When working with Dr. Thomas, I was to do the research they assigned (books, articles, etc) as well as independent research I found relevant to the topic. At the end of the week I would send them on a document with a summary of relevant findings and discuss with them how this would alter the editing process. Because we were working with editing an old text, Dr. Thomas and myself discussed the nature and ethics of editing; we were now creating the text that students and scholars alike would use and quote from. Furthermore, A Shrew features problematic themes like violence against women, domestic abuse, and gaslighting – how were we to present this text to students? Although it may seem small, the responsibility of choosing what to cut and footnote in a play that features on educational syllabuses was not lost on us, and it made me realise the importance of addressing problematic messages in media whenever they appear. While blatant misogyny or racism is often obvious, a lot of the patriarchal structures in place operate implicitly everyday, especially in the literary and cultural canons that fill our schools and homes. If these implicit forms of oppressions are not recognised from a young age, they become harder to recognise when we grow older. It was our job as the editors to identify the problematic elements of these texts.
As someone who wants to go into Early Modern academia it can sometimes be difficult to picture how ‘leadership’ fits into it. Why can’t I just read my plays and poems and be done with it? However, the conversations I had with Dr. Thomas have completely changed my perspective. Leadership isn’t always rousing speeches and leading huge teams of people, sometimes it can be having the power to identify and condemn oppressive societal structures. Furthermore, in such an old and male-dominated field, this can be a scary thing to want to do. Fears of ‘Political Correctness’ gone too far has created a divide in academic fields that sees progressive changes as insulting instead of necessary.

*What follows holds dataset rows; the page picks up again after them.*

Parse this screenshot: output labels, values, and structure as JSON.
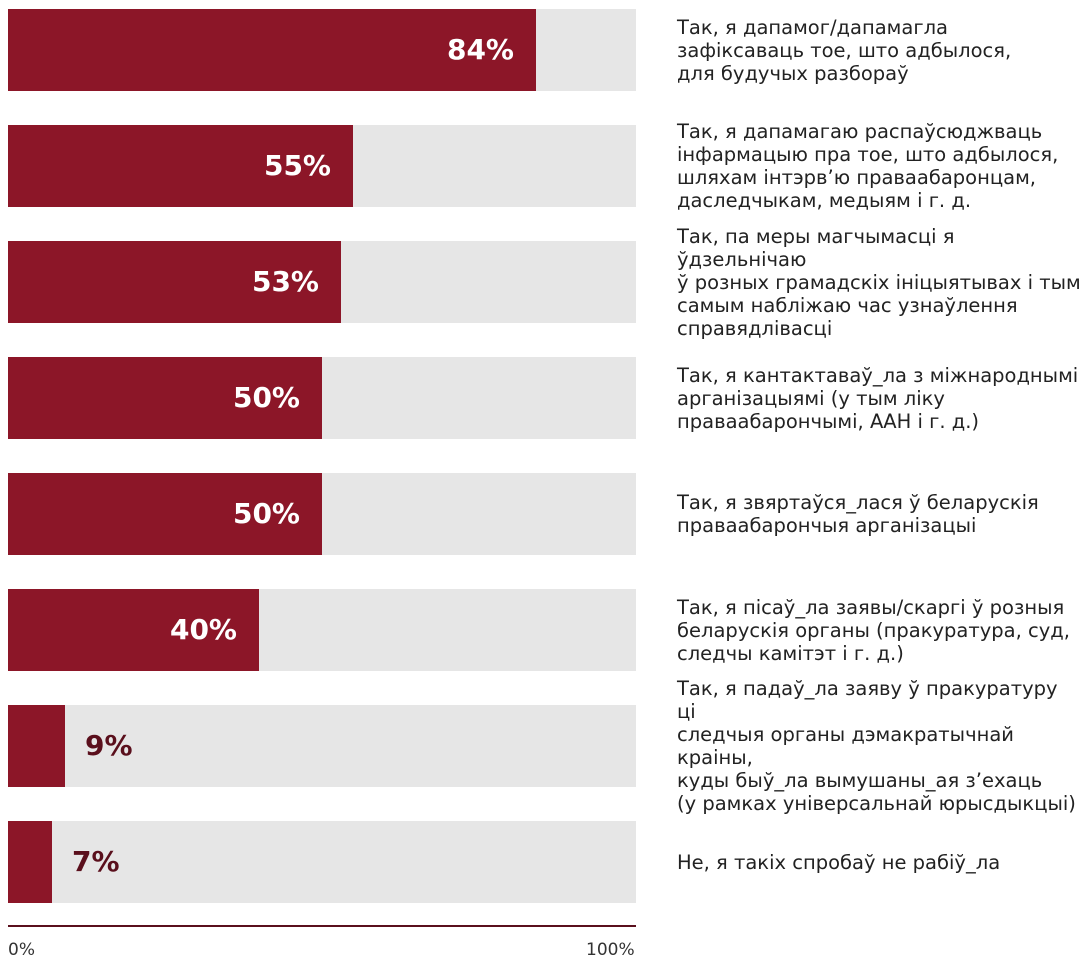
{
  "chart_data": {
    "type": "bar",
    "orientation": "horizontal",
    "categories": [
      "Так, я дапамог/дапамагла\nзафіксаваць тое, што адбылося,\nдля будучых разбораў",
      "Так, я дапамагаю распаўсюджваць\nінфармацыю пра тое, што адбылося,\nшляхам інтэрв’ю праваабаронцам,\nдаследчыкам, медыям і г. д.",
      "Так, па меры магчымасці я ўдзельнічаю\nў розных грамадскіх ініцыятывах і тым\nсамым набліжаю час узнаўлення\nсправядлівасці",
      "Так, я кантактаваў_ла з міжнароднымі\nарганізацыямі (у тым ліку\nправаабарончымі, ААН і г. д.)",
      "Так, я звяртаўся_лася ў беларускія\nправаабарончыя арганізацыі",
      "Так, я пісаў_ла заявы/скаргі ў розныя\nбеларускія органы (пракуратура, суд,\nследчы камітэт і г. д.)",
      "Так, я падаў_ла заяву ў пракуратуру ці\nследчыя органы дэмакратычнай краіны,\nкуды быў_ла вымушаны_ая з’ехаць\n(у рамках універсальнай юрысдыкцыі)",
      "Не, я такіх спробаў не рабіў_ла"
    ],
    "values": [
      84,
      55,
      53,
      50,
      50,
      40,
      9,
      7
    ],
    "value_labels": [
      "84%",
      "55%",
      "53%",
      "50%",
      "50%",
      "40%",
      "9%",
      "7%"
    ],
    "xlim": [
      0,
      100
    ],
    "x_tick_labels": [
      "0%",
      "100%"
    ],
    "grid": false,
    "legend": "none",
    "colors": {
      "bar": "#8c1628",
      "track": "#e6e6e6",
      "axis": "#5a0f1c",
      "label_outside": "#5a0f1c"
    }
  }
}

With this in mind, I worked on a set of infographics aimed at secondary school students that would show the importance of recognising gendered frameworks. Once drafted, I reached out to multiple different organisations that worked in Shakespeare, education, theatre, or a mix of the three. Unfortunately, I either didn’t hear back or was given rejections.
It was difficult to accept that what I had thought so important over the summer was difficult to get out into the public, but after talking with other Laidlaw scholars about their projects I realised that I do not have to measure my success within a given timeline. I reached out to DU Players and talked about my research and they offered me a part in their Theatre History festival later this term where I can talk about the importance of identifying implicit oppression in Early Modern texts. It is exciting and gratifying to know that what you think is important is worth pushing and fighting for, even if it took you a while to get there.